Chez Maghrébins du Canada, nous sommes fiers de porter cette voix. Partagez cet article, laissez un commentaire, racontez-nous votre histoire. Ce site est le vôtre.

Connaître les chiffres, c’est bien. Connaître les gens derrière les chiffres, c’est mieux.

FAQ : population arabe au Canada

Combien d’Arabes vivent au Canada en 2021 ?

Selon le Recensement de 2021, 795 665 personnes d’origine arabe vivaient au Canada, soit 2,2 % de la population totale. Ce chiffre a triplé entre 2001 et 2021, et les projections tablent sur 1,4 à 1,9 million d’ici 2041.
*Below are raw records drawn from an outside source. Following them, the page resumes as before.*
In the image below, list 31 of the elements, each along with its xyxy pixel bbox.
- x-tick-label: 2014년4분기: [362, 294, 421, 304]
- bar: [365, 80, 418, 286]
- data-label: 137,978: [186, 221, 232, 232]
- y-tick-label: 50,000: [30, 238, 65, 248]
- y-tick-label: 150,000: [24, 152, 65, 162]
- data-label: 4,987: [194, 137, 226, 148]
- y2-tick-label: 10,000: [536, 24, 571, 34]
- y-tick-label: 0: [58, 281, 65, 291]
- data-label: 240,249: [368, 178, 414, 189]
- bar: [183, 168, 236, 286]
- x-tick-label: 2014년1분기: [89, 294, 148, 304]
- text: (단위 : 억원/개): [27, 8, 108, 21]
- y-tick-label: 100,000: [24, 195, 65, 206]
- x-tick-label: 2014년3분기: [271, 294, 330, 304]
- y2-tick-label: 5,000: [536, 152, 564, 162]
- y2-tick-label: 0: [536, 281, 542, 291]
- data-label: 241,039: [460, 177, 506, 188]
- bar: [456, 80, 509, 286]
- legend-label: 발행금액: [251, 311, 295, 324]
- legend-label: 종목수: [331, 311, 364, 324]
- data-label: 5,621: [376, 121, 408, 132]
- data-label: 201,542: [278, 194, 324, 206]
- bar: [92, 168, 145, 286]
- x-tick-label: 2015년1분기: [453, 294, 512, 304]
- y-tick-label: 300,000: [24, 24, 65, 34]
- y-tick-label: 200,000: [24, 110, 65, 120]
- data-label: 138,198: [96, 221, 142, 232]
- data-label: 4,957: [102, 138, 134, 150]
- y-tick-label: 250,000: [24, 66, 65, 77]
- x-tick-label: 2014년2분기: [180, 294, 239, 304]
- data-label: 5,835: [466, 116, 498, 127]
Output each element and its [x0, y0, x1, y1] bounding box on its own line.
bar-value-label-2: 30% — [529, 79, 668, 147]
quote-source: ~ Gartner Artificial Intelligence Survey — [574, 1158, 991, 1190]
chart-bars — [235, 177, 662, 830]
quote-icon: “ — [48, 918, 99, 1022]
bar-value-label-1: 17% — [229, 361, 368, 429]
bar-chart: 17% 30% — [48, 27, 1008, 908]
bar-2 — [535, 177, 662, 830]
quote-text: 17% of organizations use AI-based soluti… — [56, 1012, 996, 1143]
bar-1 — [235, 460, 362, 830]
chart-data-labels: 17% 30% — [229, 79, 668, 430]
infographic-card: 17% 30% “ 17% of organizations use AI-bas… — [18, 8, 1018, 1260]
Quels sont les principaux pays d’origine de la communauté arabe au Canada ?

Parmi les Canadiens arabes nés à l’étranger, le Liban (10,3 %), la Syrie (10 %) et le Maroc (9,4 %) arrivent en tête, suivis de l’Égypte (7,4 %), l’Irak (7 %), l’Algérie (6,4 %) et la Tunisie (3,5 %). Par ailleurs, 30,3 % sont nés au Canada même.

Où se concentre la population arabe au Canada ?

77,1 % des Arabes du Canada vivent dans six métropoles : Montréal (290 070), Toronto (145 815), Ottawa-Gatineau (78 815), Calgary (34 855), Edmonton (34 660) et Windsor (29 000). Le Québec regroupe à lui seul 41,6 % de la communauté.

Les Arabes au Canada sont-ils bien intégrés économiquement ?

Malgré un niveau d’éducation supérieur à la moyenne (50 % ont un baccalauréat ou plus, contre 36,6 % nationalement), le revenu médian reste inférieur : 24 200 dollars contre 37 200 dollars. Des barrières structurelles persistent, indépendamment du diplôme ou du statut migratoire.

Quelle est la situation du logement pour les Arabes au Canada ?

En 2021, 30 % des Canadiens arabes vivaient dans un logement ne respectant pas les normes d’occupation nationales, et 14,9 % étaient en besoin impérieux de logement — presque le double du taux canadien de 7,7 %.